I am trying to write a neural network in rust + arrayfire, and while gradient descent works, ADAM does not.
fn back_propagate(
&mut self,
signals: &Vec<Array<f32>>,
labels: &Array<u8>,
learning_rate_alpha: f64,
batch_size: i32,
) {
let mut output = signals.last().unwrap();
let mut error = output - labels;
for layer_index in (0..self.num_layers - 1).rev() {
let signal = Self::add_bias(&signals[layer_index]);
let deriv = self.layer_activations[layer_index].apply_deriv(output);
let delta = &(deriv * error).T();
let matmul = matmul(&delta, &signal, MatProp::NONE, MatProp::NONE);
let gradient_t = (matmul / batch_size).T();
match self.optimizer {
Optimizer::GradientDescent => {
let weight_update = learning_rate_alpha * gradient_t;
self.weights[layer_index] -= weight_update;
}
Optimizer::Adam => {
let exponents = constant(2f32, gradient_t.dims());
self.first_moment_vectors[layer_index] = (&self.beta1[layer_index]
* &self.first_moment_vectors[layer_index])
+ (&self.one_minus_beta1[layer_index] * &gradient_t);
self.second_moment_vectors[layer_index] = (&self.beta2[layer_index]
* &self.second_moment_vectors[layer_index])
+ (&self.one_minus_beta2[layer_index]
* arrayfire::pow(&gradient_t, &exponents, true));
let corrected_first_moment_vector = &self.first_moment_vectors[layer_index]
/ &self.one_minus_beta1[layer_index];
let corrected_second_moment_vector = &self.second_moment_vectors[layer_index]

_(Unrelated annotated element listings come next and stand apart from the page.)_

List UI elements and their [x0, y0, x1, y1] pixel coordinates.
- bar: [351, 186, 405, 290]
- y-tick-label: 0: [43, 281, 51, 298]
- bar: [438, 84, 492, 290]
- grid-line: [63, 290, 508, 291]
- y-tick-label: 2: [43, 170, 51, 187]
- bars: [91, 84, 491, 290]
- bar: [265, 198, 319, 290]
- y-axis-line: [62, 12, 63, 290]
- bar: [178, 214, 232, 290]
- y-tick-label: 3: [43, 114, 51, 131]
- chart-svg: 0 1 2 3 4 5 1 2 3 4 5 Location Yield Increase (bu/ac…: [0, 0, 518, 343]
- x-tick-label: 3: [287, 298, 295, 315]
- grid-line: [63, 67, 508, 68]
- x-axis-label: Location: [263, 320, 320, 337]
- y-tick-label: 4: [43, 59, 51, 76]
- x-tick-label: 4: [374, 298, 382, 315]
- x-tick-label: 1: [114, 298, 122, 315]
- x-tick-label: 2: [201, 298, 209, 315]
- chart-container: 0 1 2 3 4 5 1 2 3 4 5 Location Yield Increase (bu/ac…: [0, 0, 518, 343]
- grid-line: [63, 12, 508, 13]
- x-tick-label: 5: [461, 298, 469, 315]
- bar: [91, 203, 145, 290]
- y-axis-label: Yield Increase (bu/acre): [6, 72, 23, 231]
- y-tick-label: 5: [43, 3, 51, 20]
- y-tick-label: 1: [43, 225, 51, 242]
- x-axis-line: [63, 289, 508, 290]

/ &self.one_minus_beta2[layer_index];
let denominator = sqrt(&corrected_second_moment_vector) + 1e-8;
let weight_update =
learning_rate_alpha * (corrected_first_moment_vector / denominator);
self.weights[layer_index] -= weight_update;
}
}
output = &signals[layer_index];
let err = matmulTT(
&delta,
&self.weights[layer_index],
MatProp::NONE,
MatProp::NONE,
);
error = index(&err, &[seq!(), seq!(1, output.dims()[1] as i32, 1)]);
}
}
I've stored beta1, beta2, 1-beta1, 1-beta2 in constant arrays for every layer just to avoid having to recompute them. It appears to have made no difference.
GradientDescent converges with a learning rate alpha=2.0, however with Adam, if i use alpha>~0.02, the network appears to get locked in. Funnily enough, if I remove all the hidden layers, it does work. Which tells me something, but I'm not sure what it is.